Moreover, when combined with AI Agent, the space for imagination becomes even greater. Everyone can use their own strategies to fine-tune a personal trading preference.AI Agent can automatically help you find opportunities on the chain and automatically execute transactions. Letting AI Agents become people's advanced trading assistants is a long-term sexy and online narrative.
3. Market Analysis or prediction (market analysis and prediction): This type of product has captured most users of Mindshare as a super powerful single AI, such as @ aixbt_agent has indeed become a key information acquisition platform for many traders as a top KOL. However, everyone recognizes the practical application scenario capabilities of AI Agents that only provide trading strategy analysis, but there is little room for long-term imagination. For example, can my AI Agent monitor the news of AIXBT and automatically help me make decisions to buy lows and arbitrage? etc.
Theoretically, it is naturally feasible. In fact, it is entirely possible for AI Agents such as AIXBT to independently manage user assets, and at the same time help users conduct trading operations based on their own information decisions. , it’s just that this move hasn’t been made yet. At present, users of this type of products are occupying the minds of users so quickly, and with the commercial monetization capabilities behind the traffic drive, the room for imagination is actually not small.

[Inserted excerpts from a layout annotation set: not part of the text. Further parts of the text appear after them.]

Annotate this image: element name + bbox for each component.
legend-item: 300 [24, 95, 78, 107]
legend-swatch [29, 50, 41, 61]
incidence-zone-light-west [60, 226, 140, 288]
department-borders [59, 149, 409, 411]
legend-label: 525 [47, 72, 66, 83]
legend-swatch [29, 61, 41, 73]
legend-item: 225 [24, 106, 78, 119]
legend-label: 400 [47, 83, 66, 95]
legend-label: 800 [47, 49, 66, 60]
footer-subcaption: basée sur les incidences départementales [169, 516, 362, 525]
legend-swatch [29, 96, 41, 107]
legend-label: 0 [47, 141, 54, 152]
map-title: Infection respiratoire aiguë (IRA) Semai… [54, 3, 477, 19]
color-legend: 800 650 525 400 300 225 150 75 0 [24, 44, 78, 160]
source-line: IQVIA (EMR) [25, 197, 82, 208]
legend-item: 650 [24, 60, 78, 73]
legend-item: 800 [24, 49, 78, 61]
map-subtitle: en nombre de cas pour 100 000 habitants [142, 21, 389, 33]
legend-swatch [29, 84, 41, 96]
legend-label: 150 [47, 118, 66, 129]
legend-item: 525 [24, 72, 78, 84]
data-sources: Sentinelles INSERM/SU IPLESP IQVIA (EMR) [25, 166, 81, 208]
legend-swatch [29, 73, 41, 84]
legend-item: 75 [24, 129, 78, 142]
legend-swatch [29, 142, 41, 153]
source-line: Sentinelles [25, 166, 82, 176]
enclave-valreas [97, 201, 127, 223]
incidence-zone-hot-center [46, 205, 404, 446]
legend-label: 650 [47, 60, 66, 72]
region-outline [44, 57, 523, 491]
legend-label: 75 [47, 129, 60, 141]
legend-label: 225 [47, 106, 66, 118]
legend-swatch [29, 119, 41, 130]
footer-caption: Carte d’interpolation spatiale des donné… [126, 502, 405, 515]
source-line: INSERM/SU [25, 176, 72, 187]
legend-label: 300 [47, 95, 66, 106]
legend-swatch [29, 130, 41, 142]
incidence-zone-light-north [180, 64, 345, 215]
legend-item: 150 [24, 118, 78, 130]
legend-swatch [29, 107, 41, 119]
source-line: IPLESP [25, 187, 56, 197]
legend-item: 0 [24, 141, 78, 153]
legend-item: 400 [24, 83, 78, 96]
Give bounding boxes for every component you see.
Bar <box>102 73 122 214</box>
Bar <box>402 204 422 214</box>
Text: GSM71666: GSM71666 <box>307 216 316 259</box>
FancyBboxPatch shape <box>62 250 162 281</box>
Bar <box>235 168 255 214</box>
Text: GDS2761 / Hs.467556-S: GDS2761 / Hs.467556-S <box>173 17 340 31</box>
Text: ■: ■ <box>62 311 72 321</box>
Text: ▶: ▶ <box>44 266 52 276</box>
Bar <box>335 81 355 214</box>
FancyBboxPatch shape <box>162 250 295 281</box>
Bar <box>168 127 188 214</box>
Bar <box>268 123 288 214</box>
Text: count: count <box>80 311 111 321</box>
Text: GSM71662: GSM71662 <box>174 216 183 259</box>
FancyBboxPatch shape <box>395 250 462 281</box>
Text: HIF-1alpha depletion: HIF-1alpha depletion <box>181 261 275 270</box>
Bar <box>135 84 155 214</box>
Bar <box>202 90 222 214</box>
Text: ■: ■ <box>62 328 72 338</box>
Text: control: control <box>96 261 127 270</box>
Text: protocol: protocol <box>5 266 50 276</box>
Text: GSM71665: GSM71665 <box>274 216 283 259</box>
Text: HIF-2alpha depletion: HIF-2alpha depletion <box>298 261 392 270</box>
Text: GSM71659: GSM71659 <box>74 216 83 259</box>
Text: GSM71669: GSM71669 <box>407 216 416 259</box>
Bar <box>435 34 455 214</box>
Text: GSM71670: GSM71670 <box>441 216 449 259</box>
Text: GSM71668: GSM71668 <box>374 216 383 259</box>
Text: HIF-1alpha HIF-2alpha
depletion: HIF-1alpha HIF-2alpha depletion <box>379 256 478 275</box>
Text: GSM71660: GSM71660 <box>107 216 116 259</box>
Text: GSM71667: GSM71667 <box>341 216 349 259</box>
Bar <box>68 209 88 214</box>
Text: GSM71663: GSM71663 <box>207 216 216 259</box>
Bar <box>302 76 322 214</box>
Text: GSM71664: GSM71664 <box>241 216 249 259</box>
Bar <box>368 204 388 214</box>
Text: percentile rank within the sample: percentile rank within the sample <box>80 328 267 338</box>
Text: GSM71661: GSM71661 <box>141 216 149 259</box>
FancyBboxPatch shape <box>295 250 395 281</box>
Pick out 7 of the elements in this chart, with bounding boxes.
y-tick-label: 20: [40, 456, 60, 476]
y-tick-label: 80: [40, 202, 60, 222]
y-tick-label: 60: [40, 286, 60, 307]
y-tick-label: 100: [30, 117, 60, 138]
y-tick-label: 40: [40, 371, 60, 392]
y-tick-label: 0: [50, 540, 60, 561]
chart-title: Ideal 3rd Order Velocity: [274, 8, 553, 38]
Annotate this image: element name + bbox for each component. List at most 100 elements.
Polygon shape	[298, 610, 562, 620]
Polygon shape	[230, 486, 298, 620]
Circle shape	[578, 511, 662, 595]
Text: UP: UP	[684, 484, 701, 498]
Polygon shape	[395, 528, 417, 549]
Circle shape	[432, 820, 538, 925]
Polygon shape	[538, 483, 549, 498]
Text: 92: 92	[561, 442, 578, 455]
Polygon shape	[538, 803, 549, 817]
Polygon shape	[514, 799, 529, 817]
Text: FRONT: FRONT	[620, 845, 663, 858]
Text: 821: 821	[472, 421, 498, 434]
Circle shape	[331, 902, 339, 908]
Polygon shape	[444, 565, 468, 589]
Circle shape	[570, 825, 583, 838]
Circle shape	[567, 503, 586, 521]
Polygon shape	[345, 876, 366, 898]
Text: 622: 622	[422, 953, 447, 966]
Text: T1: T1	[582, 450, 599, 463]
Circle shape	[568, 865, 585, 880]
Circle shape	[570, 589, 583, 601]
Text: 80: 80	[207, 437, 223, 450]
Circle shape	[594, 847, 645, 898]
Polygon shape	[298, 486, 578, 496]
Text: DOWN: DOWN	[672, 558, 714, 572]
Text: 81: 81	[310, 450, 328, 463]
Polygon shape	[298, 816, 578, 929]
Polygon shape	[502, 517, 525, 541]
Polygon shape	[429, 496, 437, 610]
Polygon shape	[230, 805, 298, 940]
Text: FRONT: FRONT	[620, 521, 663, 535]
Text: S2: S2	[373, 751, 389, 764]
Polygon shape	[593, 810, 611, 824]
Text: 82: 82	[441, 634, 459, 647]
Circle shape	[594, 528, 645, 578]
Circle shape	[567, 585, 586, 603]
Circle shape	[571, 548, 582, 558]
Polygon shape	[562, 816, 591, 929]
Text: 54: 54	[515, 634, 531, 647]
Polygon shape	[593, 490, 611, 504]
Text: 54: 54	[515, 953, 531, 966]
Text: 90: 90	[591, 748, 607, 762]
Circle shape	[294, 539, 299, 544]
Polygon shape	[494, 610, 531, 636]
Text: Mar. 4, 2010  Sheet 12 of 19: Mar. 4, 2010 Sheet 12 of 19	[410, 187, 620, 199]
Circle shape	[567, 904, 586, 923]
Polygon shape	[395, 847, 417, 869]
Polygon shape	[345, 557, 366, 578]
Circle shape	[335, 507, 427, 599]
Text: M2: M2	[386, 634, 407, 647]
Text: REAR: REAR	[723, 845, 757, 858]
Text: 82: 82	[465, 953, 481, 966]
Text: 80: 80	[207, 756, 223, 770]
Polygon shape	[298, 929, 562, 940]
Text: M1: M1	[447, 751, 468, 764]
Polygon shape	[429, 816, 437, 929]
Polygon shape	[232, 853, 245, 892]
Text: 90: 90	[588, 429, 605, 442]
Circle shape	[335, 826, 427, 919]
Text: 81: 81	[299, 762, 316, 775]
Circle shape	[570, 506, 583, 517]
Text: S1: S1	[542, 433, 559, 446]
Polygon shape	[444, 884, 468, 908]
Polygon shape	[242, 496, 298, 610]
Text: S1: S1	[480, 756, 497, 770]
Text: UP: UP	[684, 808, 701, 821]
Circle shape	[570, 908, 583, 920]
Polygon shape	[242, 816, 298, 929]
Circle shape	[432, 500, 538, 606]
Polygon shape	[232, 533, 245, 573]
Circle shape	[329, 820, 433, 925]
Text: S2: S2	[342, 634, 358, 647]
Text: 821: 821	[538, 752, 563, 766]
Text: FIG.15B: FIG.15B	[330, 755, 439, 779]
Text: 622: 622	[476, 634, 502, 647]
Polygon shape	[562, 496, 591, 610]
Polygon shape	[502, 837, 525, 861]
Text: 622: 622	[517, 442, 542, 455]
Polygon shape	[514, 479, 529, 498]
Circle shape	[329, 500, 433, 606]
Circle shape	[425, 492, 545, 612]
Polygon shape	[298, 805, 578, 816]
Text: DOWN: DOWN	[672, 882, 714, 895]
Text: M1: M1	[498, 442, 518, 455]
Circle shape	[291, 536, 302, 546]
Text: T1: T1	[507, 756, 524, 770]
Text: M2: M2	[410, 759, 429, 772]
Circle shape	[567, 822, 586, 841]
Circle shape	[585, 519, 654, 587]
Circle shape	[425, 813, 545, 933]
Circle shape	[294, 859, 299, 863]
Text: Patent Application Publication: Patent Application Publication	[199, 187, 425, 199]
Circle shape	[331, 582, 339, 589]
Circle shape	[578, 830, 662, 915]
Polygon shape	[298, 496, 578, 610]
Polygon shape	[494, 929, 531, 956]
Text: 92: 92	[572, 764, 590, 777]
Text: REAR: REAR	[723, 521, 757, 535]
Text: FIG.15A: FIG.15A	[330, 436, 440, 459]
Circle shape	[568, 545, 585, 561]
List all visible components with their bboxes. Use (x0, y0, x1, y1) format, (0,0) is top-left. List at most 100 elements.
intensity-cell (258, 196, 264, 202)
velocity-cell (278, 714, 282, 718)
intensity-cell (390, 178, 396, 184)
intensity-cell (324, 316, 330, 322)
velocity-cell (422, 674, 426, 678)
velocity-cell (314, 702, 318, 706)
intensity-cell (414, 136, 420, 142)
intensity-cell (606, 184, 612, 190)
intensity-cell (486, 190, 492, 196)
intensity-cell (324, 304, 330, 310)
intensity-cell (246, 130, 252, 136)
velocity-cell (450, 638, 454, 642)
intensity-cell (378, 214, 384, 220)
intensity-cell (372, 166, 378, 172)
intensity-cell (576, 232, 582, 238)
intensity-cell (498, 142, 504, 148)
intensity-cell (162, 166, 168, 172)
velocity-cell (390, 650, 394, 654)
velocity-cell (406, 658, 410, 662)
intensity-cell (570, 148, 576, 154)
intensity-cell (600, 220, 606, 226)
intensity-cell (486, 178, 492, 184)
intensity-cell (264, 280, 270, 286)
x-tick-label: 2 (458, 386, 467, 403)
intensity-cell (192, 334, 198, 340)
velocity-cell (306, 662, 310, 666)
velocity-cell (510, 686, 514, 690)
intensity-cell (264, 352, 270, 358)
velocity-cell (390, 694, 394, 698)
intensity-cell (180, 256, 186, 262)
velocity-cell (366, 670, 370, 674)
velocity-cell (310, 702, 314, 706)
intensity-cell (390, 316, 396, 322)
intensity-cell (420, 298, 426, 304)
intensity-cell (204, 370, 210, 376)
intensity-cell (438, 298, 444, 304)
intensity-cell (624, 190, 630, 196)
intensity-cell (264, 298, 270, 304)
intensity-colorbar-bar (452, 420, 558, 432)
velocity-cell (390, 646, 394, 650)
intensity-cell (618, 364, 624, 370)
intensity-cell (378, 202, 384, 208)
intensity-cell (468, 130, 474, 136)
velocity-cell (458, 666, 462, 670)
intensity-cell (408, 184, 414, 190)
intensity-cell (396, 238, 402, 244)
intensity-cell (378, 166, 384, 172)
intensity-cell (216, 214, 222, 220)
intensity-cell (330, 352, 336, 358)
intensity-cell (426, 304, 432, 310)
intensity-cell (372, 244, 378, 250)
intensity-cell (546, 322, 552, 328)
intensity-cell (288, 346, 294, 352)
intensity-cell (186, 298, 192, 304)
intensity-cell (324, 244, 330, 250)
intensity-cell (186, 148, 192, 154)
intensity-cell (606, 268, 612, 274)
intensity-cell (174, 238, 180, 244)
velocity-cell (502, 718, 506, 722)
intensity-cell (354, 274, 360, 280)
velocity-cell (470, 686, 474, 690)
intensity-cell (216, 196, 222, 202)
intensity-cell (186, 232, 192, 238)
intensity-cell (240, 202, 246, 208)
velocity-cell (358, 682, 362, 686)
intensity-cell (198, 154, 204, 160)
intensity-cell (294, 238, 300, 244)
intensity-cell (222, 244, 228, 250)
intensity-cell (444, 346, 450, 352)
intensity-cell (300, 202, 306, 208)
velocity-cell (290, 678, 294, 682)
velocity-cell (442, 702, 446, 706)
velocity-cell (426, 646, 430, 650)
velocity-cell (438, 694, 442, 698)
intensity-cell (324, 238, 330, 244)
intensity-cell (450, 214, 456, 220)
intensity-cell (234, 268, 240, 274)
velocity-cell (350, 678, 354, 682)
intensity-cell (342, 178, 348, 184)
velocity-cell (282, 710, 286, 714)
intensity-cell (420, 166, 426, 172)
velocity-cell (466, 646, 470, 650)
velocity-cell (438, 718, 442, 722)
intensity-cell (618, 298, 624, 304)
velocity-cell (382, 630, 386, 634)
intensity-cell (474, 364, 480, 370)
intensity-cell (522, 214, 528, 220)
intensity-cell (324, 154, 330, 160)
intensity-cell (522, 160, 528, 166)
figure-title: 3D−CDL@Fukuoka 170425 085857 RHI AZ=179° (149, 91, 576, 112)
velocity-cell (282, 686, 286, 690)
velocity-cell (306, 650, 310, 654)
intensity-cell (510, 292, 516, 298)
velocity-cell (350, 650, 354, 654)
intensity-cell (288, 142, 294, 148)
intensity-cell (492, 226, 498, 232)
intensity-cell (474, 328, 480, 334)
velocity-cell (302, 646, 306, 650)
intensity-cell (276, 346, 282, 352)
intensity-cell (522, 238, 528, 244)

4. DeFai infrastructure or Platform (infrastructure and platform): This type of agreement covers a wide range, except for AI Agent Native such as #ai16z and #Virtaual In addition to emerging platforms, other project business frameworks such as Bittensor, io, Atair, @hyperbolic_labs, Vana, SaharaAI, etc. that are related to AI computing power, data, fine-tuning and other businesses can be extended here.
After all, for the AI Agent to function normally, data is oil, computing power is the power grid, reasoning is the transformer, AI Agent is the terminal, etc., they are all provided by upstream Service providers.
So, there is not much to say. AI Agent needs to accumulate strength in the second half of the journey, and this type of DeFi platform will definitely make great efforts. Originally, AI Agent narrative was only the earliest part of AI Narrative. Frameworks and standards, DeFai, Gamfai, MetAiverse and other core narratives are all inseparable from these AI infra platforms.
Above.
Although I have given you a clear understanding of DeFai, it does not mean that I am not optimistic about it. Starting from the current chaotic and difficult-to-judge narrative framework and standard "chaotic era" market, DeFai has at least substituted a more AI Agent application, and can better see progress and expectations step by step through experience, PMF product implementation, etc.
This is also a manifestation of the current popularity of the AI Agent market turning from virtual to real. Moreover, so many old species cannot find opportunities in the old DeFi era. In the new trend Isn't this an opportunity for them to unleash their potential?